And it places every girl that has to compete against a biological male at a disadvantage so you are discriminating against 100 to placate 1. Biological males should compete against other biological males. Really not hard to grasp
That isn’t true.
The only way that statement works is if every female athlete is inferior to every male athlete, and that is obviously not true. Yes, there are average physical differences between males and females in many sports, especially after puberty, but “average advantage” is not the same thing as “every male is automatically better than every female.”
If that were true, then males would always finish ahead of females in every mixed competition, at every level, in every sport. They do not. Talent, training, age, size, skill, conditioning, coaching, access to resources, and the specific sport all matter.
This is why blanket statements are so weak. The data supports the idea that male and female categories exist because there are measurable average performance differences at elite levels, but it does not support the lazy claim that every male has an automatic advantage over every female in every situation. Reviews of sports performance generally find sex-based performance gaps after puberty, but the size of that gap varies significantly by sport and event.
And this conversation gets even more complicated when you include intersex athletes. Intersex people are born with sex characteristics — chromosomes, hormones, reproductive anatomy, or other traits — that do not fit neatly into typical male/female categories. So where exactly do they compete under your rigid view of sex and sports?

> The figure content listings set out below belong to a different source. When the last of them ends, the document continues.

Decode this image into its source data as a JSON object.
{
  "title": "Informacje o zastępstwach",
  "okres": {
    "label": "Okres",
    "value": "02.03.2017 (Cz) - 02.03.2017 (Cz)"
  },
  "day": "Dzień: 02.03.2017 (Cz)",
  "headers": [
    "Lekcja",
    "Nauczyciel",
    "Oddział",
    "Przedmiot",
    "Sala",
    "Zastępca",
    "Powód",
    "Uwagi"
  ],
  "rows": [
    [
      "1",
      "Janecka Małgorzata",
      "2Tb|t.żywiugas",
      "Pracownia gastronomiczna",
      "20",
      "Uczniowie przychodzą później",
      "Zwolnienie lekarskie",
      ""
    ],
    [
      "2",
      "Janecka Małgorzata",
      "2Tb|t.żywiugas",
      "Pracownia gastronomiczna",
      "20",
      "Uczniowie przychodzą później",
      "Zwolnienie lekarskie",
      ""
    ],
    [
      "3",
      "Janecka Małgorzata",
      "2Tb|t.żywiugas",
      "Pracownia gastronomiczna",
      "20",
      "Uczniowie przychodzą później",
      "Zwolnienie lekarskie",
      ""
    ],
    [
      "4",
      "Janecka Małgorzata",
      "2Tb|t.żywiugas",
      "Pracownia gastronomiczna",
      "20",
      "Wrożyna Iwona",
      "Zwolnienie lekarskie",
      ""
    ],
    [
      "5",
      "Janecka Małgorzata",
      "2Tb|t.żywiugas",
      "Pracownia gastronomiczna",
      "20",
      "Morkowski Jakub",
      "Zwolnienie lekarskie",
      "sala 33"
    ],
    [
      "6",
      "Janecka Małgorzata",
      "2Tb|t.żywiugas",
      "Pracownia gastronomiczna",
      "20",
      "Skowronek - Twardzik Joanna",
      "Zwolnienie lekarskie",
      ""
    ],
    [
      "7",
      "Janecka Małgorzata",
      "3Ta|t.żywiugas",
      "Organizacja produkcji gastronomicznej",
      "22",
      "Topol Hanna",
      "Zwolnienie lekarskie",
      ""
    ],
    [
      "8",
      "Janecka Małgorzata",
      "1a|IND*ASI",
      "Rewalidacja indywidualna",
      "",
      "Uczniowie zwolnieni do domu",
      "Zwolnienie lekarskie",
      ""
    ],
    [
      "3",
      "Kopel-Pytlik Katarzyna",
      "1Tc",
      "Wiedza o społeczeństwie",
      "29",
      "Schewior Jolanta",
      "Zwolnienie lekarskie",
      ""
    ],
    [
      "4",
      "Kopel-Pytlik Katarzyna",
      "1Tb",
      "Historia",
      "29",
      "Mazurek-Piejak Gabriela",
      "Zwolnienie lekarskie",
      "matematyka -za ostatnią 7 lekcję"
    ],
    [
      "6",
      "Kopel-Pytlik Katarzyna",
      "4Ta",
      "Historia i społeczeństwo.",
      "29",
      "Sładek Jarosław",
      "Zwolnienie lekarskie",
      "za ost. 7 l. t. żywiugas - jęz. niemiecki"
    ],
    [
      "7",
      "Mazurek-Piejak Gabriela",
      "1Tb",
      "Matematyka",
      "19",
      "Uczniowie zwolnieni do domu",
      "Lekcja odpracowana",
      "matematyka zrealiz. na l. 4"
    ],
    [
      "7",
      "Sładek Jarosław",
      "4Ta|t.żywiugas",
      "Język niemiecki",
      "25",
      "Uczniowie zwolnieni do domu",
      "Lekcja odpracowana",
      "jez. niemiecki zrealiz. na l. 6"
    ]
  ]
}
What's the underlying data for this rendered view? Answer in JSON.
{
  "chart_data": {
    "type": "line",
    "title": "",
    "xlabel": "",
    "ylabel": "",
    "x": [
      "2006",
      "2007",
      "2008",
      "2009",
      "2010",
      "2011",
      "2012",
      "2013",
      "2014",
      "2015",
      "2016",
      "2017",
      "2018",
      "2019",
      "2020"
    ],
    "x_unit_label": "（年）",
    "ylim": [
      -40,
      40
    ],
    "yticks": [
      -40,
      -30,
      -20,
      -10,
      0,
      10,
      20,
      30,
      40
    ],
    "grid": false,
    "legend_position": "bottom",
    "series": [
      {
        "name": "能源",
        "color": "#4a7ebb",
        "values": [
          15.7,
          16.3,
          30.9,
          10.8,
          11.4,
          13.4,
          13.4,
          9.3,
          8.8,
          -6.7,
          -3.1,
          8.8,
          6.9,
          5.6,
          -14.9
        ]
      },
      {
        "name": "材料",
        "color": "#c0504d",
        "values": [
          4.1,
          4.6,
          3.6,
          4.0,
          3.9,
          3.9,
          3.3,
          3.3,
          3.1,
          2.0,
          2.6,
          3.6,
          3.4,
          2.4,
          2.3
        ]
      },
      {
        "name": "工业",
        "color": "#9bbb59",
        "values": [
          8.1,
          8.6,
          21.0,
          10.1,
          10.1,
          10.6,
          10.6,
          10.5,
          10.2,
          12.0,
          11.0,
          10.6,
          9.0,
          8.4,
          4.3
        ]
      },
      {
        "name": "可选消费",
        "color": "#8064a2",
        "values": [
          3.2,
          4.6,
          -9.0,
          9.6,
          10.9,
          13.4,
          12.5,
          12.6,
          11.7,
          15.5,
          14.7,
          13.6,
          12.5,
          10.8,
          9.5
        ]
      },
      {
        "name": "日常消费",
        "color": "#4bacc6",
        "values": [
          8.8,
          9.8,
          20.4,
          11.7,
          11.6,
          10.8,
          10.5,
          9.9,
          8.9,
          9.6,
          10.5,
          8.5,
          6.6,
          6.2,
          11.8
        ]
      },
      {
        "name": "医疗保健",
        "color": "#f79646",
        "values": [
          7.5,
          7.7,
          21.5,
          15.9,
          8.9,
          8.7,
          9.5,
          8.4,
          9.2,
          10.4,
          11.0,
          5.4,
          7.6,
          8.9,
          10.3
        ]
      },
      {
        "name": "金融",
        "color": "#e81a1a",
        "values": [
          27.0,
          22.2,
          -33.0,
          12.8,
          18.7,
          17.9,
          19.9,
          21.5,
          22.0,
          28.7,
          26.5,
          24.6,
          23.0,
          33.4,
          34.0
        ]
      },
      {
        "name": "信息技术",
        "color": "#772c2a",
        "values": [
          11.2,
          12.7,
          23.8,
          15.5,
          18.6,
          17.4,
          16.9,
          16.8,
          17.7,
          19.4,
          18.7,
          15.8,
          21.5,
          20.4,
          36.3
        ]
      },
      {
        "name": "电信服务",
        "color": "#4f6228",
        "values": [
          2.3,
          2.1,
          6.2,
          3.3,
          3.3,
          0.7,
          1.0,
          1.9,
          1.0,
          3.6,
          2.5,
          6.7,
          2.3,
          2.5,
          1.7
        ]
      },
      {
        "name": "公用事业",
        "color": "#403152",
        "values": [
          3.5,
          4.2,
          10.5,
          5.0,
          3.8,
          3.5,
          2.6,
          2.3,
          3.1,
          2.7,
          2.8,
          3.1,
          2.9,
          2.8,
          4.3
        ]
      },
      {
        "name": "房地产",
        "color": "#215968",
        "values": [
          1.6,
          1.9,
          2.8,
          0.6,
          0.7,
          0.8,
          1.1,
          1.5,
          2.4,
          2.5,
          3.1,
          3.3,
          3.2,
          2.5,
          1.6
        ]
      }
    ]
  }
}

This is why the issue deserves more honesty and less political outrage. We can have serious conversations about fairness, safety, competitive categories, and sport-specific rules without pretending biology is simple or using “protect women” as a cover for treating some people as if they do not belong anywhere.
Even Utah Governor Spencer Cox, when vetoing a transgender sports ban, pointed out that the issue was being blown wildly out of proportion in his state: out of 75,000 high school athletes, there were four transgender students playing sports, and only one playing girls’ sports. His point was not that fairness does not matter. His point was that fear and anger were being aimed at a tiny number of kids.
So no, saying “every male has an advantage over every female” is not a serious argument. It is an oversimplification. Women are not automatically beneath men, and protecting women’s sports should not require pretending they are.